My question is were there some diseases which had occurred among people living in the Americas, which they were asymptomatic carriers of? How come Native Americans didn’t pass any diseases to Europeans? Did European lack of hygiene play a role?
The disease load of the Americas before 1492 included both pathogens that made the trip to the New World with the original migrants as well as infectious organisms that made the jump to humans after they arrived in the Americas. Humans brought intestinal parasites (hookworm, roundworm, whipworm, pinworm, etc.) and tuberculosis with them from Asia. New pathogens, like syphilis and Chagas, either jumped to humans during their stay in the New World or evolved from existing pathogens into a new, more pathogenic form once in the New World.
Analysis of coprolites (preserved feces) and mummified remains allows us to acknowledge the presence of those previously mentioned intestinal parasites, Giardia, Entamoeba, and Cryptosporidium (among others) throughout the Americas (Goncalves et al 2003).
Sometimes epidemics strike quickly and fade away. Pathogens and their hosts are constantly evolving and humans are constantly subject to new infections. Zoonotic infections (pathogens that jump from non-human animals to humans) make up the bulk of modern emerging infectious diseases (Jones et al. 2008). Populations in the New and Old World could easily have seen brief flare-ups of zoonotic diseases that died out as quickly as they started (think modern instances of Ebola outbreaks). We would likely never see evidence of these flare-ups in the archaeological record, but if modern populations exposed to wildlife and the bushmeat trade are subject to zoonotic infections there is no reason to think past populations were immune.
Finally, small changes can lead to epidemics. Sometimes a previously benign, or contained, pathogen can flare up into an epidemic. We don't know the prevalence of cocoliztli before contact, but shortly after contact the disease burned through Mexico. Cocoliztli is a Hanta Virus-like hemorrhagic fever that swept through Mexico in the sixteenth century. Two cocoliztli epidemics, in 1545 and 1576, killed between 7 and 17 million people in highland Mexico. Researchers believe the pathogen responsible for the epidemic did not arrive from the Old World, but rather widespread drought caused conditions to change, and a home-grown New World pathogen became a terrible epidemic.
So, we know there were quite a few pathogens circulating in the Americas. We know of a home-grown infection that sprung up after contact, and there is good reason to suspect an occasional zoonotic disease epidemic perhaps caused a brief increase in mortality.

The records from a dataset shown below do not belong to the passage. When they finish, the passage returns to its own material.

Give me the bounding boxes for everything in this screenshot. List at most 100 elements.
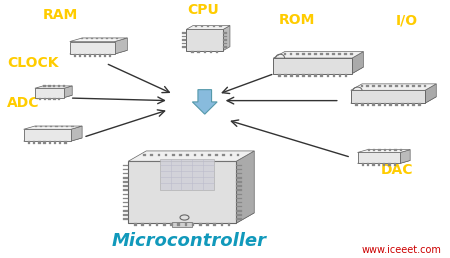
Polygon shape xyxy=(351,84,436,90)
FancyBboxPatch shape xyxy=(236,210,242,212)
FancyBboxPatch shape xyxy=(230,154,232,156)
FancyBboxPatch shape xyxy=(71,126,73,127)
FancyBboxPatch shape xyxy=(182,43,186,44)
FancyBboxPatch shape xyxy=(182,46,186,48)
FancyBboxPatch shape xyxy=(236,165,242,166)
FancyBboxPatch shape xyxy=(333,74,335,77)
FancyBboxPatch shape xyxy=(123,181,128,183)
Polygon shape xyxy=(70,50,127,54)
FancyBboxPatch shape xyxy=(383,85,386,87)
FancyBboxPatch shape xyxy=(123,165,128,166)
FancyBboxPatch shape xyxy=(362,163,364,166)
FancyBboxPatch shape xyxy=(373,163,375,166)
FancyBboxPatch shape xyxy=(48,85,50,87)
FancyBboxPatch shape xyxy=(134,223,137,226)
Polygon shape xyxy=(236,151,254,223)
FancyBboxPatch shape xyxy=(28,141,30,144)
Text: ROM: ROM xyxy=(279,13,315,27)
FancyBboxPatch shape xyxy=(49,141,51,144)
FancyBboxPatch shape xyxy=(412,103,415,106)
FancyBboxPatch shape xyxy=(366,85,369,87)
FancyBboxPatch shape xyxy=(345,74,347,77)
Text: RAM: RAM xyxy=(43,8,78,22)
FancyBboxPatch shape xyxy=(63,85,65,87)
FancyBboxPatch shape xyxy=(150,154,153,156)
Polygon shape xyxy=(186,29,223,51)
FancyBboxPatch shape xyxy=(290,74,293,77)
FancyBboxPatch shape xyxy=(394,149,396,151)
FancyBboxPatch shape xyxy=(339,74,342,77)
FancyBboxPatch shape xyxy=(66,126,68,127)
FancyBboxPatch shape xyxy=(64,141,67,144)
Polygon shape xyxy=(273,58,352,74)
FancyBboxPatch shape xyxy=(367,103,369,106)
FancyBboxPatch shape xyxy=(208,154,211,156)
FancyBboxPatch shape xyxy=(199,223,202,226)
FancyBboxPatch shape xyxy=(74,54,76,57)
FancyBboxPatch shape xyxy=(344,53,347,55)
FancyBboxPatch shape xyxy=(361,85,364,87)
FancyBboxPatch shape xyxy=(351,53,353,55)
Polygon shape xyxy=(186,26,230,29)
Polygon shape xyxy=(273,67,364,74)
Polygon shape xyxy=(425,84,436,103)
Text: ADC: ADC xyxy=(7,96,39,110)
FancyBboxPatch shape xyxy=(236,194,242,195)
Polygon shape xyxy=(357,152,400,163)
Text: CLOCK: CLOCK xyxy=(7,56,58,70)
FancyBboxPatch shape xyxy=(406,103,409,106)
FancyBboxPatch shape xyxy=(206,223,209,226)
FancyBboxPatch shape xyxy=(284,53,286,55)
FancyBboxPatch shape xyxy=(368,149,370,151)
FancyBboxPatch shape xyxy=(101,38,104,39)
FancyBboxPatch shape xyxy=(141,223,144,226)
FancyBboxPatch shape xyxy=(104,54,106,57)
Polygon shape xyxy=(70,38,127,42)
FancyBboxPatch shape xyxy=(123,202,128,203)
FancyBboxPatch shape xyxy=(163,223,166,226)
FancyBboxPatch shape xyxy=(236,181,242,183)
Polygon shape xyxy=(23,126,82,129)
FancyBboxPatch shape xyxy=(94,54,96,57)
FancyBboxPatch shape xyxy=(210,51,212,53)
FancyBboxPatch shape xyxy=(373,149,375,151)
FancyBboxPatch shape xyxy=(172,154,175,156)
FancyBboxPatch shape xyxy=(223,32,227,34)
FancyBboxPatch shape xyxy=(91,38,94,39)
FancyBboxPatch shape xyxy=(223,46,227,48)
Polygon shape xyxy=(160,159,214,190)
FancyBboxPatch shape xyxy=(89,54,91,57)
FancyBboxPatch shape xyxy=(389,149,392,151)
Polygon shape xyxy=(128,161,236,223)
FancyBboxPatch shape xyxy=(326,53,329,55)
FancyBboxPatch shape xyxy=(38,141,40,144)
FancyBboxPatch shape xyxy=(296,74,299,77)
FancyBboxPatch shape xyxy=(236,202,242,203)
FancyBboxPatch shape xyxy=(314,53,317,55)
FancyBboxPatch shape xyxy=(308,74,311,77)
FancyBboxPatch shape xyxy=(215,154,218,156)
FancyBboxPatch shape xyxy=(302,74,305,77)
FancyBboxPatch shape xyxy=(156,223,158,226)
FancyBboxPatch shape xyxy=(236,198,242,199)
FancyBboxPatch shape xyxy=(308,53,310,55)
FancyBboxPatch shape xyxy=(59,141,62,144)
FancyBboxPatch shape xyxy=(54,141,56,144)
Polygon shape xyxy=(273,52,364,58)
Polygon shape xyxy=(70,42,115,54)
Polygon shape xyxy=(223,26,230,51)
FancyBboxPatch shape xyxy=(302,53,305,55)
FancyBboxPatch shape xyxy=(223,36,227,37)
FancyBboxPatch shape xyxy=(401,103,404,106)
FancyBboxPatch shape xyxy=(158,154,160,156)
FancyBboxPatch shape xyxy=(184,223,187,226)
Polygon shape xyxy=(400,150,410,163)
Text: Microcontroller: Microcontroller xyxy=(112,232,266,250)
Polygon shape xyxy=(64,86,72,98)
FancyBboxPatch shape xyxy=(79,54,81,57)
FancyBboxPatch shape xyxy=(284,74,287,77)
FancyBboxPatch shape xyxy=(203,51,206,53)
FancyBboxPatch shape xyxy=(123,177,128,179)
FancyBboxPatch shape xyxy=(213,223,216,226)
FancyBboxPatch shape xyxy=(384,103,387,106)
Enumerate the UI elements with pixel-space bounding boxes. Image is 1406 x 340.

Now, to the idea that Native Americans didn't pass disease on to Europeans. Europeans often fell ill in the New World, and in many cases we assume these deaths were from diseases they encountered in the Americas. When we read the accounts of early Spanish entradas in the U.S. Southeast, the authors make specific mention of crew members becoming ill weeks after their arrival in new lands. Nutritional and physiological stress from poorly planned colonization attempts likely decreased their immune defense, leaving them vulnerable to illness. Ayllón's 1526 attempt to establish a settlement on the Santee River in South Carolina ended in disaster. Of the original 600 colonists, all but 150 died from hunger and disease. Later, the 1528 Narváez entrada likewise suffered a series of unfortunate events in their attempts to find riches in Florida. 400 men landed in Tampa Bay, yet only four survived the trip to Florida. After a month of raiding Apalachee towns, members of the entrada began to fall ill. Cabeza de Vaca says
there were not horses enough to carry the sick, who went on increasing in numbers day by day... the people were unable to move forward, the greater part being ill.

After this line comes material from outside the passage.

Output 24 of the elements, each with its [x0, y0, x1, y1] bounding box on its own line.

Did members of Ayllón and Narváez's entrada perish from New World pathogens, or did they bring their own microbes with them, and perish as a result? We don't know for sure. The deaths began outside the incubation period for many common pathogens, giving us reason to suspect they did not bring those illnesses with them from Cuba, but rather encountered them from the neighboring maize-based agricultural populations like the Apalachee. Similar European mortality events are noted in Jamestown, where of the > 3,500 who arrived from 1617-1622, only 1,240 were alive in 1622. The chief cause of death was endemic illness, and the term "seasoning" was commonly used to describe the disease transition new immigrants needed to go through before their survival was more assured. We don't know for sure if the seasoning illnesses were infections brought from Europe, or if they included pathogens encountered for the first time in the New World.
To sum up, the popular assumption that Europeans did not encounter any new pathogens in the New World looks to be wrong. As we dive into the primary sources we find abundant evidence of infections, but it will always be a little difficult to determine, with 100% certainty, that those illnesses were from New World pathogens alone.